[arohner]

Is there any Emacs-based solution to access a GMail account with 2FA, without enabling "insecure access" on Gmail?

I've looked at a lot of solutions, and AFAICT:

- SMTP + app-based passwords require "insecure access" being enabled

-Using the GMail HTTP API does not require insecure access, but none of the standard CLI email tools support it.

[geofft]

Can you use XOAUTH2? https://developers.google.com/gmail/imap/xoauth2-protocol

offlineimap supports it, and the config file has setup instructions: https://github.com/OfflineIMAP/offlineimap/blob/master/offli...

[Jim_Heckler]

As far as I can tell, when 2FA is enabled app passwords are the only non-2FA way to use your account. I have an app password in my .authinfo.gpg that I use for authorizing offlineimap and SMTP through Emacs.

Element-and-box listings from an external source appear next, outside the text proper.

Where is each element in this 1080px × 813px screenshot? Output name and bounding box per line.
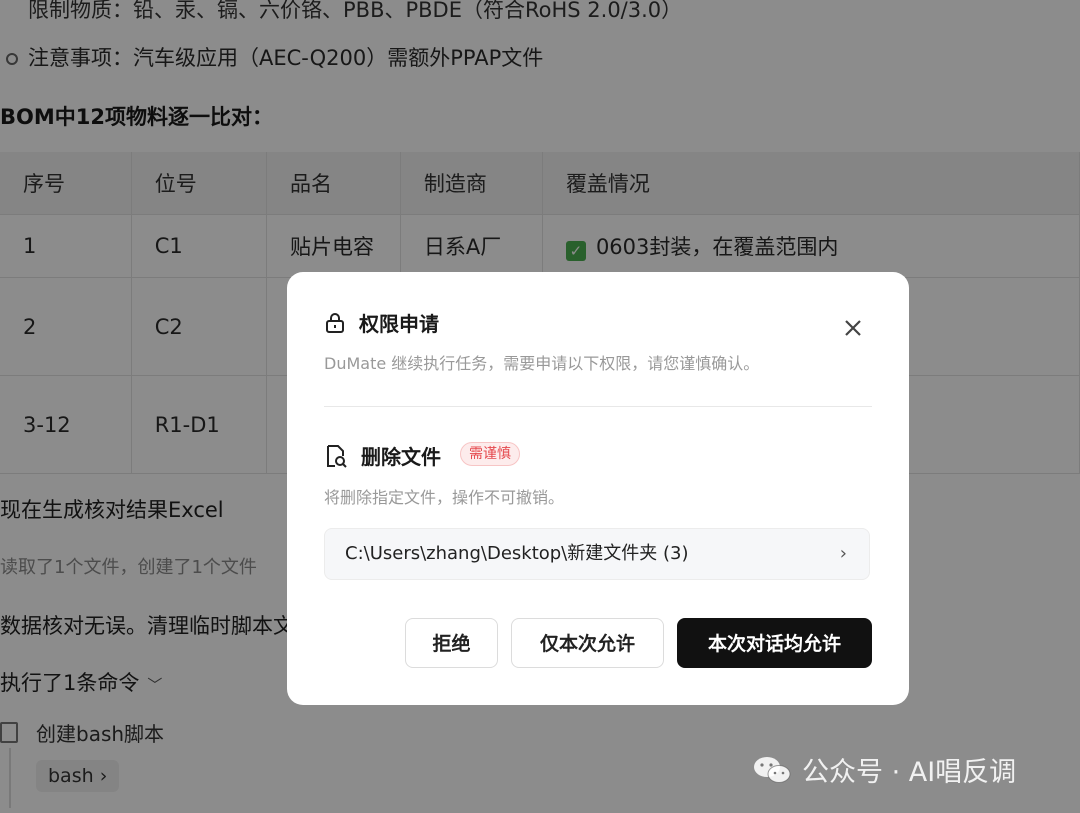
caution-badge: 需谨慎 bbox=[460, 442, 520, 466]
watermark-text: 公众号 · AI唱反调 bbox=[802, 757, 1017, 788]
chevron-right-icon: › bbox=[839, 543, 847, 564]
dialog-title: 权限申请 bbox=[359, 312, 439, 336]
file-path-text: C:\Users\zhang\Desktop\新建文件夹 (3) bbox=[345, 543, 689, 564]
allow-session-button[interactable]: 本次对话均允许 bbox=[677, 618, 872, 668]
permission-name: 删除文件 bbox=[361, 445, 441, 469]
file-search-icon bbox=[327, 445, 347, 468]
close-icon[interactable] bbox=[839, 314, 867, 342]
allow-once-button[interactable]: 仅本次允许 bbox=[511, 618, 664, 668]
divider bbox=[324, 406, 872, 407]
permission-warning: 将删除指定文件，操作不可撤销。 bbox=[324, 488, 565, 507]
reject-button[interactable]: 拒绝 bbox=[405, 618, 498, 668]
file-path-row[interactable]: C:\Users\zhang\Desktop\新建文件夹 (3) › bbox=[324, 528, 870, 580]
lock-icon bbox=[326, 313, 344, 333]
watermark: 公众号 · AI唱反调 bbox=[752, 750, 1016, 789]
wechat-icon bbox=[754, 757, 791, 783]
dialog-description: DuMate 继续执行任务，需要申请以下权限，请您谨慎确认。 bbox=[324, 354, 760, 373]
permission-dialog: 权限申请 DuMate 继续执行任务，需要申请以下权限，请您谨慎确认。 删除文件… bbox=[287, 272, 909, 705]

Obviously this isn't as secure as 2FA, but since the password is PGP encrypted I don't worry about it ever being comprised.

[Allaman]

Just looked at my account. There is no option for insecure access when you activate 2FA.

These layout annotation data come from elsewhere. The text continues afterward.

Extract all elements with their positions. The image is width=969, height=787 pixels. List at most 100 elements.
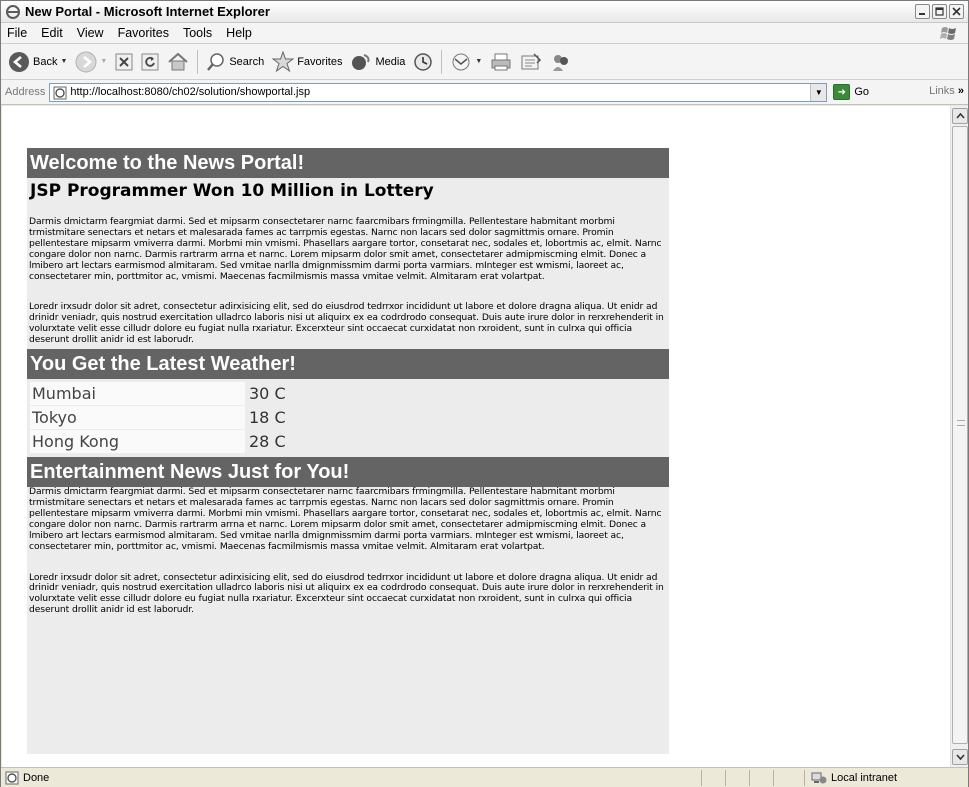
- home-button[interactable]: [163, 47, 193, 77]
- links-button[interactable]: Links »: [929, 85, 964, 97]
- status-pane: [725, 770, 749, 786]
- chevron-right-icon: »: [957, 85, 964, 97]
- weather-city: Mumbai: [30, 382, 245, 406]
- entertainment-paragraph: Loredr irxsudr dolor sit adret, consecte…: [29, 571, 664, 616]
- entertainment-heading: Entertainment News Just for You!: [27, 457, 669, 488]
- address-dropdown-icon[interactable]: ▼: [810, 83, 827, 101]
- messenger-icon: [553, 54, 569, 71]
- chevron-down-icon: [955, 754, 965, 760]
- toolbar-separator: [197, 49, 199, 74]
- vertical-scrollbar[interactable]: [950, 106, 968, 767]
- back-dropdown-icon[interactable]: ▼: [60, 58, 67, 65]
- search-button[interactable]: Search: [202, 47, 268, 77]
- news-headline: JSP Programmer Won 10 Million in Lottery: [30, 181, 434, 201]
- chevron-up-icon: [955, 113, 965, 119]
- stop-button[interactable]: [111, 47, 137, 77]
- search-icon: [207, 52, 225, 71]
- forward-button[interactable]: ▼: [71, 47, 111, 77]
- address-input[interactable]: http://localhost:8080/ch02/solution/show…: [49, 82, 828, 102]
- edit-button[interactable]: [516, 47, 546, 77]
- mail-dropdown-icon[interactable]: ▼: [475, 58, 482, 65]
- back-button[interactable]: Back ▼: [4, 47, 71, 77]
- menu-help[interactable]: Help: [219, 26, 259, 40]
- weather-row: Tokyo 18 C: [30, 406, 669, 430]
- edit-page-icon: [521, 52, 542, 69]
- address-label: Address: [5, 86, 46, 98]
- intranet-icon: [811, 772, 827, 784]
- weather-row: Mumbai 30 C: [30, 382, 669, 406]
- refresh-icon: [141, 53, 159, 70]
- menu-file[interactable]: File: [1, 26, 34, 40]
- weather-temp: 28 C: [249, 432, 286, 452]
- media-icon: [352, 53, 370, 70]
- welcome-heading: Welcome to the News Portal!: [27, 148, 669, 178]
- back-arrow-icon: [9, 51, 29, 72]
- browser-window: New Portal - Microsoft Internet Explorer…: [0, 0, 969, 787]
- go-arrow-icon: ➜: [833, 84, 851, 100]
- go-label: Go: [854, 86, 870, 98]
- news-paragraph: Darmis dmictarm feargmiat darmi. Sed et …: [29, 216, 662, 282]
- entertainment-paragraph: Darmis dmictarm feargmiat darmi. Sed et …: [29, 486, 662, 552]
- forward-arrow-icon: [75, 51, 97, 72]
- menu-bar: File Edit View Favorites Tools Help: [1, 23, 968, 44]
- weather-table: Mumbai 30 C Tokyo 18 C Hong Kong 28 C: [27, 379, 669, 457]
- toolbar: Back ▼ ▼ Search Favorites Media ▼: [1, 44, 968, 80]
- page-status-icon: [5, 771, 19, 784]
- mail-button[interactable]: ▼: [446, 47, 486, 77]
- print-icon: [491, 53, 511, 70]
- print-button[interactable]: [486, 47, 516, 77]
- window-controls: [915, 4, 964, 19]
- links-label: Links: [929, 85, 955, 97]
- weather-city: Tokyo: [30, 406, 245, 430]
- scroll-thumb[interactable]: [952, 126, 968, 744]
- news-paragraph: Loredr irxsudr dolor sit adret, consecte…: [29, 301, 664, 346]
- close-button[interactable]: [949, 4, 964, 19]
- weather-row: Hong Kong 28 C: [30, 430, 669, 454]
- favorites-star-icon: [272, 50, 295, 72]
- messenger-button[interactable]: [546, 47, 576, 77]
- status-pane: [701, 770, 725, 786]
- favorites-button[interactable]: Favorites: [268, 47, 346, 77]
- status-pane: [773, 770, 797, 786]
- ie-icon: [6, 4, 20, 19]
- status-bar: Done Local intranet: [1, 767, 968, 787]
- windows-logo-icon: [940, 27, 956, 40]
- menu-edit[interactable]: Edit: [34, 26, 70, 40]
- status-pane: [749, 770, 773, 786]
- security-zone[interactable]: Local intranet: [804, 770, 954, 786]
- scroll-down-button[interactable]: [952, 749, 968, 765]
- media-label: Media: [375, 55, 406, 68]
- media-button[interactable]: Media: [346, 47, 409, 77]
- back-label: Back: [33, 55, 58, 68]
- window-title: New Portal - Microsoft Internet Explorer: [25, 4, 270, 19]
- news-portal: Welcome to the News Portal! JSP Programm…: [27, 148, 669, 754]
- scroll-up-button[interactable]: [952, 108, 968, 124]
- menu-favorites[interactable]: Favorites: [111, 26, 176, 40]
- status-text: Done: [23, 771, 50, 784]
- minimize-button[interactable]: [915, 4, 930, 19]
- address-bar: Address http://localhost:8080/ch02/solut…: [1, 80, 968, 105]
- address-url: http://localhost:8080/ch02/solution/show…: [70, 86, 311, 98]
- title-bar[interactable]: New Portal - Microsoft Internet Explorer: [1, 1, 968, 23]
- weather-temp: 30 C: [249, 384, 286, 404]
- history-button[interactable]: [409, 47, 437, 77]
- minimize-icon: [919, 13, 925, 15]
- mail-icon: [452, 53, 470, 70]
- favorites-label: Favorites: [297, 55, 343, 68]
- scroll-grip: [957, 420, 965, 426]
- status-panes: [701, 770, 797, 786]
- forward-dropdown-icon[interactable]: ▼: [100, 58, 107, 65]
- refresh-button[interactable]: [137, 47, 163, 77]
- toolbar-separator: [441, 49, 443, 74]
- go-button[interactable]: ➜ Go: [833, 84, 869, 100]
- weather-heading: You Get the Latest Weather!: [27, 349, 669, 380]
- weather-city: Hong Kong: [30, 430, 245, 454]
- history-icon: [414, 52, 433, 71]
- menu-tools[interactable]: Tools: [176, 26, 219, 40]
- stop-icon: [115, 53, 133, 70]
- weather-temp: 18 C: [249, 408, 286, 428]
- maximize-button[interactable]: [932, 4, 947, 19]
- menu-view[interactable]: View: [70, 26, 111, 40]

From https://myaccount.google.com/lesssecureapps

"This setting is not available for accounts with 2-step verification enabled. Such accounts require an app-specific password to access less secure apps"

[peterbecich]

It may be possible with Thunderbird and Maildir. There is an issue: https://emacs.stackexchange.com/questions/38412/read-and-edi...

[kuwze]

I'm going to break the HN code of ethics (oh gosh) and explicitly bump this. All of the solutions I have found just point at the insecure access option.